The first option, threading is useful with I/O and networking tasks, as the parallelization remains in a single core.

The second option, multiprocessing, is used with intensive CPU tasks, and the processing will be distributed in all the cores of our machine. The disadvantage of multiprocessing is that all the information and objects should be serializable. To know is an object is serializable, you can try to pickle and unpickle. If the process goes without error, you can use multiprocessing as a rule of the tumb.

The last option, concurrent.futures offers an API to use threading and multiprocessing with the same interface. The interface, in my opinion, is cleaner, and you can start programming and later on decide if you want to make use of threading or multiprocessing as the backend.

In this example, I will use the backend of threading

Let’s start. First, we import the modules.

import concurrent.futures
import time

Now let’s write a function that waits 5 seconds and return the text passed as the argument

def echo(text):
    time.sleep(5)
    return text

Now, lets try:

%%time
print(echo('Hello') + ' ' + echo('world'))
Hello world
Wall time: 10 s

As expected, the command took 10s to complete

Now we are going to apply the concurrent.futures to our application. The differences are that in this case, we do not call our functions directly, but we pass the function name and the arguments as arguments of the submit function of concurrent.futures.Executor. Another critical difference is the immediate return of our call is a Future object, and if we want the actual return, we must use the result() method.

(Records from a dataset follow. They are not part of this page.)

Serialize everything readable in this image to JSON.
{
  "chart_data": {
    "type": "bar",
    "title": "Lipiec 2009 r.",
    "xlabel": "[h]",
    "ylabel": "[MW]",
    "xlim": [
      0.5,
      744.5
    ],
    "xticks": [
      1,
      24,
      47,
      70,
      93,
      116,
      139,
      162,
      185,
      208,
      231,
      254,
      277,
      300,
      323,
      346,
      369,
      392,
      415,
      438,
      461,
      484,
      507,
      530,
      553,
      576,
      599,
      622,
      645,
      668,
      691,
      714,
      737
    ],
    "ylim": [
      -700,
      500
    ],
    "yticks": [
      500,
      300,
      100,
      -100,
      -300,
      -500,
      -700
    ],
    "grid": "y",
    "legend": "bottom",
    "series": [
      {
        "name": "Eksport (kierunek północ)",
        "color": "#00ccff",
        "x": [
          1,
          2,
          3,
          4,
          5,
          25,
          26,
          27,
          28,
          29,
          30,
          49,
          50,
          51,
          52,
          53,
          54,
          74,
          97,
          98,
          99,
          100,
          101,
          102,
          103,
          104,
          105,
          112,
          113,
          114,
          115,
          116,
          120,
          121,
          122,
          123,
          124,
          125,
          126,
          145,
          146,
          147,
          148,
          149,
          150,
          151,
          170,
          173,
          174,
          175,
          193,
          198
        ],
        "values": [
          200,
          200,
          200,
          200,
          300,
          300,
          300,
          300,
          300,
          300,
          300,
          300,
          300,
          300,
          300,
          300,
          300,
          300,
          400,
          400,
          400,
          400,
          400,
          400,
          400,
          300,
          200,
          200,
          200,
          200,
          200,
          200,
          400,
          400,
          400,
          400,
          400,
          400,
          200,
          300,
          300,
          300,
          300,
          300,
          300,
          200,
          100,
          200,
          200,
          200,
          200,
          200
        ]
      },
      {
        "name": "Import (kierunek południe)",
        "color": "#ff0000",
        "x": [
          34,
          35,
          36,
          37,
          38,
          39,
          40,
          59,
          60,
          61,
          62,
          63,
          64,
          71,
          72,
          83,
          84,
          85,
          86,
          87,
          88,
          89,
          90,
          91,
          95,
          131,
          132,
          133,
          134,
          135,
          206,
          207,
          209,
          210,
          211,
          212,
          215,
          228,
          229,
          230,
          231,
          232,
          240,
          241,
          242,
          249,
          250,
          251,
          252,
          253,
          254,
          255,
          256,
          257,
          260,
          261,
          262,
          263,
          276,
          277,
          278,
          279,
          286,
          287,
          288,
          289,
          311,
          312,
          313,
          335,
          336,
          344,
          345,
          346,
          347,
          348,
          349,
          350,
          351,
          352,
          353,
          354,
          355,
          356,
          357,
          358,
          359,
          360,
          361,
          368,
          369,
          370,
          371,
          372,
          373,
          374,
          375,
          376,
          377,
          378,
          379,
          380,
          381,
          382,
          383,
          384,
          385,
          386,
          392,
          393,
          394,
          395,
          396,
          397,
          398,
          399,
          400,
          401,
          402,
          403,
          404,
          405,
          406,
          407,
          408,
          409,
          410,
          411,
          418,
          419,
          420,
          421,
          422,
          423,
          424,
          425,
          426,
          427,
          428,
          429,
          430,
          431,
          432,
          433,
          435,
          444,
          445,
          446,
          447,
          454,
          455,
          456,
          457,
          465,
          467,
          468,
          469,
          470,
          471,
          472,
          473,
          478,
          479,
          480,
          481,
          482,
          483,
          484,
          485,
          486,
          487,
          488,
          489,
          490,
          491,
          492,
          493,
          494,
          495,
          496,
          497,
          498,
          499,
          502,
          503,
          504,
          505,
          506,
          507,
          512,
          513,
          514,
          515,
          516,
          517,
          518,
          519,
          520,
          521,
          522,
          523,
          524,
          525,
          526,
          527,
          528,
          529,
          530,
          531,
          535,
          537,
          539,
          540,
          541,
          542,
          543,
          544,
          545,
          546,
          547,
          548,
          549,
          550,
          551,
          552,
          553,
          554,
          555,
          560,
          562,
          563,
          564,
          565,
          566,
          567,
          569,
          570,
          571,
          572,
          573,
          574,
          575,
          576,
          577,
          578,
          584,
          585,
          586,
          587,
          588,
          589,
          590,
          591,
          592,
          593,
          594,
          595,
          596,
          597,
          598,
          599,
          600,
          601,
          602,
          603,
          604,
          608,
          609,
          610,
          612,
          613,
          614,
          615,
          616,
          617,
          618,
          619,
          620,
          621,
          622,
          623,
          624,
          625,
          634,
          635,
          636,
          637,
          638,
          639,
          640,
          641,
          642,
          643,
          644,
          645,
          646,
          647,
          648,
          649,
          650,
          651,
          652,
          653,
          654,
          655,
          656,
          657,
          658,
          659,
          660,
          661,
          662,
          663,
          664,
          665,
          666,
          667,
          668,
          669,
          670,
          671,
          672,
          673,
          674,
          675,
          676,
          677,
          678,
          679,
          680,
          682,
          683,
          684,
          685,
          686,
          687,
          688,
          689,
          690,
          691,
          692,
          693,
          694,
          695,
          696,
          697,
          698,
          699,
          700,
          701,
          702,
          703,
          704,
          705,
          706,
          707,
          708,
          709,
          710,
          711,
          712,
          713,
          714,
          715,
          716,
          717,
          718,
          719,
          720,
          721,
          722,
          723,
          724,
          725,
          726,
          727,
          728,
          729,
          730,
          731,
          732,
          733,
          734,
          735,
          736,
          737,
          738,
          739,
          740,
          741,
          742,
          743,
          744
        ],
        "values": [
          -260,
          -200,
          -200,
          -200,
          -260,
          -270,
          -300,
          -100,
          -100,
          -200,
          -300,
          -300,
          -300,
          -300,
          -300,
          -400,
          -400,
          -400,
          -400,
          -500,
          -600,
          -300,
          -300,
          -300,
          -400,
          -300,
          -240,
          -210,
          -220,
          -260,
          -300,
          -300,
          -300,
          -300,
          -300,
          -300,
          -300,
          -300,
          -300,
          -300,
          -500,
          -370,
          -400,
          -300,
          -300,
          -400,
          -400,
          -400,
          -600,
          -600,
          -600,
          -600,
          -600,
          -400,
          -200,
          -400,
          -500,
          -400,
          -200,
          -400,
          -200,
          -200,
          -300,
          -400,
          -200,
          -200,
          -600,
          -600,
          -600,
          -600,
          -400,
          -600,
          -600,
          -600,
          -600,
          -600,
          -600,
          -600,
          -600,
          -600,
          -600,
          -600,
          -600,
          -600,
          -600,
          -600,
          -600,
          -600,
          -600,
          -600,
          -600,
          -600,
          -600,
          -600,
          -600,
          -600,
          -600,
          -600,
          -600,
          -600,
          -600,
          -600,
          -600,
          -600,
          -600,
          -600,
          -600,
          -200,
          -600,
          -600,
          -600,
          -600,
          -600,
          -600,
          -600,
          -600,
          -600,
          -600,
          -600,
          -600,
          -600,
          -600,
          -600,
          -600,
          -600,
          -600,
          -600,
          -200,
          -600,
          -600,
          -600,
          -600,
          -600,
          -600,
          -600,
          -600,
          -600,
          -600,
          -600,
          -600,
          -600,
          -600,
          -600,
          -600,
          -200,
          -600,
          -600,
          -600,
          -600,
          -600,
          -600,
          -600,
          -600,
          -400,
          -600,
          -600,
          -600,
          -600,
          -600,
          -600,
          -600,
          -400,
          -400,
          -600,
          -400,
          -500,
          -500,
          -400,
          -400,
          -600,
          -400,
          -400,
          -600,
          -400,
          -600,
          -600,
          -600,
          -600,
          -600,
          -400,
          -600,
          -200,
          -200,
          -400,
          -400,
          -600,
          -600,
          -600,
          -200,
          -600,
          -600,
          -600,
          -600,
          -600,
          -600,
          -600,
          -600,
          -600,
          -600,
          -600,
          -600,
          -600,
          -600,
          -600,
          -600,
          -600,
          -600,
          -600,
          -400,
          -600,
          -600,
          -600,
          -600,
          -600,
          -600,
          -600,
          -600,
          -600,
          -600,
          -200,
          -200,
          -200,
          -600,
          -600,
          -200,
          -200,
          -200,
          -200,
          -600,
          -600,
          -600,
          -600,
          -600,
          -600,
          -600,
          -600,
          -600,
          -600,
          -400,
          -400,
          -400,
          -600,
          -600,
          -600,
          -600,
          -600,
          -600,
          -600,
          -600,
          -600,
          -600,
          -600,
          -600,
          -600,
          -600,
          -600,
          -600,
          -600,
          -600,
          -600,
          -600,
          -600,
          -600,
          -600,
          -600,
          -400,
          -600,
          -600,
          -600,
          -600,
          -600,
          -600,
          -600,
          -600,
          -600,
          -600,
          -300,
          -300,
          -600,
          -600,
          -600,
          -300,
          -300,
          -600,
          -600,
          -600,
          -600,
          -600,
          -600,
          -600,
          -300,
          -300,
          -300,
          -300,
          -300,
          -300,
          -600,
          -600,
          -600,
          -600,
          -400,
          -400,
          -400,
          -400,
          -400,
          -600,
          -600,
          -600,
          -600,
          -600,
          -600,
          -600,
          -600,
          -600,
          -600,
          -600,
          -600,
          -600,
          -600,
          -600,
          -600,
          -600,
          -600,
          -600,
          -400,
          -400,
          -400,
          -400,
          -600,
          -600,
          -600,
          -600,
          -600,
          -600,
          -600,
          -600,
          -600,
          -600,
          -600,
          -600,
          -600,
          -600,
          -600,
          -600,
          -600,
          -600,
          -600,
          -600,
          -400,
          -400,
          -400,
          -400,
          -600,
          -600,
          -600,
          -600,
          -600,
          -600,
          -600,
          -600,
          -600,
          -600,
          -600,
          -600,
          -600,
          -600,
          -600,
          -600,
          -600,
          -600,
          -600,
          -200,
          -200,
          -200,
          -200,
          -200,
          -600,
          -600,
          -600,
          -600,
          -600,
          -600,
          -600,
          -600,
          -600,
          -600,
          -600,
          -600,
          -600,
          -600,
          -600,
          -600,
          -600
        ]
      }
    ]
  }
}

If you did not understand the last paragraph, do not despair, it is easier to see with an example:

# First we must initialize the executor
executor = concurrent.futures.ThreadPoolExecutor()
# Now we can submit the tasks
example_task = executor.submit(echo, 'Hello')

Now we can see that the tasks are not functions, but a Future object.

print(type(example_task))
<class 'concurrent.futures._base.Future'>

And if we wanted the return value, we use the result() method.

print(example_task.result())
Hello

Now to print Hello world, we do:

%%time
task1 = executor.submit(echo, 'Hello')
task2 = executor.submit(echo, 'world')
print(task1.result() + ' ' + task2.result())
Hello world
Wall time: 5.01 s

We see that it took 5 seconds.